Growing up in a large family held together by their strong Catholic faith, Freddie Steinmark had always dreamed of attending Notre Dame. Freddie was an extremely fast and gifted multi sport athlete, but at only 150 pounds he failed to impress most college coaches despite winning top scholar-athlete awards and leading his high school football team to the Colorado State Championship in 1966. Freddie's coach sent highlight film to friends at The University of Texas and after meeting Freddie, Assistant Coach Fred Akers decided to look past Freddie's physical size and focus on the magnitude of his impact on the field.

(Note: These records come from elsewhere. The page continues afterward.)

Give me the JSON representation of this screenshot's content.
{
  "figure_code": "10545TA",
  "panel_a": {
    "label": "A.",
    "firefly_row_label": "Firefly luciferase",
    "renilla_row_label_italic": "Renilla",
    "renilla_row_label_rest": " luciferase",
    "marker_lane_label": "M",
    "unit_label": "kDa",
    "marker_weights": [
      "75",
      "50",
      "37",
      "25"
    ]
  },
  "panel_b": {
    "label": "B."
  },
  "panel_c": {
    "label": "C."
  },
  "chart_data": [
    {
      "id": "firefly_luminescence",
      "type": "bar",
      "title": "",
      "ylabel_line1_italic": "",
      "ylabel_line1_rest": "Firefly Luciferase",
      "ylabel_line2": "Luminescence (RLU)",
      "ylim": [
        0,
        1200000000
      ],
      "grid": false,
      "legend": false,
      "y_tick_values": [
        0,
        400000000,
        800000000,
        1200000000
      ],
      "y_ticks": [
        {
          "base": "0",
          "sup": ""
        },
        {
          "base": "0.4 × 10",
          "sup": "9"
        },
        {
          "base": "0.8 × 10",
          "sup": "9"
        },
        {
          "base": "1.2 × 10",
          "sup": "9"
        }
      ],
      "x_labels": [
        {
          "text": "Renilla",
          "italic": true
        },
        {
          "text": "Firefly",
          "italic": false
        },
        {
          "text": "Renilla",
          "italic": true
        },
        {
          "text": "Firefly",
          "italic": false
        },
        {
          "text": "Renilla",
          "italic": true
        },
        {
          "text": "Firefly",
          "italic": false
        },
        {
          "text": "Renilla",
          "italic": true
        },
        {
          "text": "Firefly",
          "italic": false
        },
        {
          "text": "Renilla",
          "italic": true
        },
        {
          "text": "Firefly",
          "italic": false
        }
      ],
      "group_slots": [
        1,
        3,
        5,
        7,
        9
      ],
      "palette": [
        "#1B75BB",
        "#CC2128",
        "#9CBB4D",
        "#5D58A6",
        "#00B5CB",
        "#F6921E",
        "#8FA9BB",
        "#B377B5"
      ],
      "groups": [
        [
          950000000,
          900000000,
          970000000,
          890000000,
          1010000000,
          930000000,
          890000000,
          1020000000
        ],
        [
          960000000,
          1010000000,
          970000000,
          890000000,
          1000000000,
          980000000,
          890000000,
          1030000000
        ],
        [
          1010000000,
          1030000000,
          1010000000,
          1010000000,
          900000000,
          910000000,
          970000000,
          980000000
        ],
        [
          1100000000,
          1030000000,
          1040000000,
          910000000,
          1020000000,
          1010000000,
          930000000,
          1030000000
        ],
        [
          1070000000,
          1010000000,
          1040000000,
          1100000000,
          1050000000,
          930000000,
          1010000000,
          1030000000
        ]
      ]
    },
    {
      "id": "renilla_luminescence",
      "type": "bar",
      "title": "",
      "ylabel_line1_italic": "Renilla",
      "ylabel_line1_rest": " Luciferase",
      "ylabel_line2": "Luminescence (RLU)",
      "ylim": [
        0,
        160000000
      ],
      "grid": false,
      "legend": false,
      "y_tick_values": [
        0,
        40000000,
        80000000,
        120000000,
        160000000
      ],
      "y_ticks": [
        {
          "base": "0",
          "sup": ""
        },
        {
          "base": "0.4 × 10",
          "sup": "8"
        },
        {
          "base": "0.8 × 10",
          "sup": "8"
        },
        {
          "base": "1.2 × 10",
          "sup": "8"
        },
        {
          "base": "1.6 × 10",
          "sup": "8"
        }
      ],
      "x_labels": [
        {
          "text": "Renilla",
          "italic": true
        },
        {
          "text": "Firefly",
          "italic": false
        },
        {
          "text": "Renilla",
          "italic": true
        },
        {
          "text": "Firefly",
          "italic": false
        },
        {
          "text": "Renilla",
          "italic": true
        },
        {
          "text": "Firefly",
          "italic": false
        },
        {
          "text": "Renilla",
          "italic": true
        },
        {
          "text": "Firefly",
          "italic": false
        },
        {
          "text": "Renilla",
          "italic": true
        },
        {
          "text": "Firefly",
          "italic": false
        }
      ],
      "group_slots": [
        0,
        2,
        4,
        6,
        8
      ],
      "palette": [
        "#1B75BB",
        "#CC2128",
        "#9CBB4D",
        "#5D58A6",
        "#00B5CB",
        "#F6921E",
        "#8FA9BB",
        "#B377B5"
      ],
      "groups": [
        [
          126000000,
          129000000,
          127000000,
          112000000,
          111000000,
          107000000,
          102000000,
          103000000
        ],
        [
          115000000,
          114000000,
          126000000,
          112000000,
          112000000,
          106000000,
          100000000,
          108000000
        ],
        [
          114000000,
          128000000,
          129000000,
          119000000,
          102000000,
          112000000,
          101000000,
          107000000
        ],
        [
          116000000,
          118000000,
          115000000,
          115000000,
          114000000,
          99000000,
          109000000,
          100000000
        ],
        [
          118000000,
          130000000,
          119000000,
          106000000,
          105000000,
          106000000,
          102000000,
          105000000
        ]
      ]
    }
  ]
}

In 1967, the UT freshman Yearling football team had their first undefeated season in seven years. The next year Freddie would become only the second sophomore to start for Coach Darrell Royal's Texas Longhorns, who ended the 1968 season as the fifth ranked team in the nation. Freddie was at the top of his game and growing in to a great leader on the field. The summer before his junior year, Freddie was home in Colorado playing in a semi-pro baseball game when we felt a spasm of pain in his left leg just above the knee. This was the first indication of the malignancy growing at the tip of his femur for the past six months.
The Longhorns would go on to play and undefeated season in 1969 with Freddie on the field despite the increasing pain in his leg. Less than one week after the final game, Freddie was diagnosed with a malignant bone sarcoma and his left leg was amputated at the hip. He watched from the sidelines as his Texas Longhorns beat Notre Dame in the 1970 Cotton Bowl. Freddie lost his battle with cancer in 1971 and that same year President Nixon signed the National Cancer Act of 1971 funding cancer research throughout the country. Recommended.— Barb
Freddie Steinmark started at safety for the undefeated University of Texas Longhorns in 1969. In the thrilling "Game of the Century," a come-from-behind victory against Arkansas that ensured Texas the national championship, Steinmark played with pain in his left leg. Two days later, X-rays revealed a bone tumor so large that it seemed a miracle Steinmark could walk, let alone play football. Within a week of the Arkansas game, his leg was amputated.
A gritty, undersized player, Steinmark had quickly become a fan favorite at Texas. What he endured during the Longhorns' memorable 1969 season, and what he encountered afterward, captivated not only Texans but the country at large. Americans watched closely as Steinmark confronted life's ultimate challenge, and his openness during his battle against savage odds helped reframe the national conversation surrounding cancer and the ongoing race for a cure.
Written with unfettered access to the Steinmark family and archives, Freddie Steinmark: Faith, Family, Football is the exploration of a brief but full life, one that began humbly but ended on a grand stage. It is a fitting tribute to a legendary Longhorn whose photograph, emblazoned with the word "Heart," flashes on the Freddie Steinmark Scoreboard's Jumbotron prior to each home football game in UT's Darrell K Royal-Texas Memorial Stadium at Joe Jamail Field.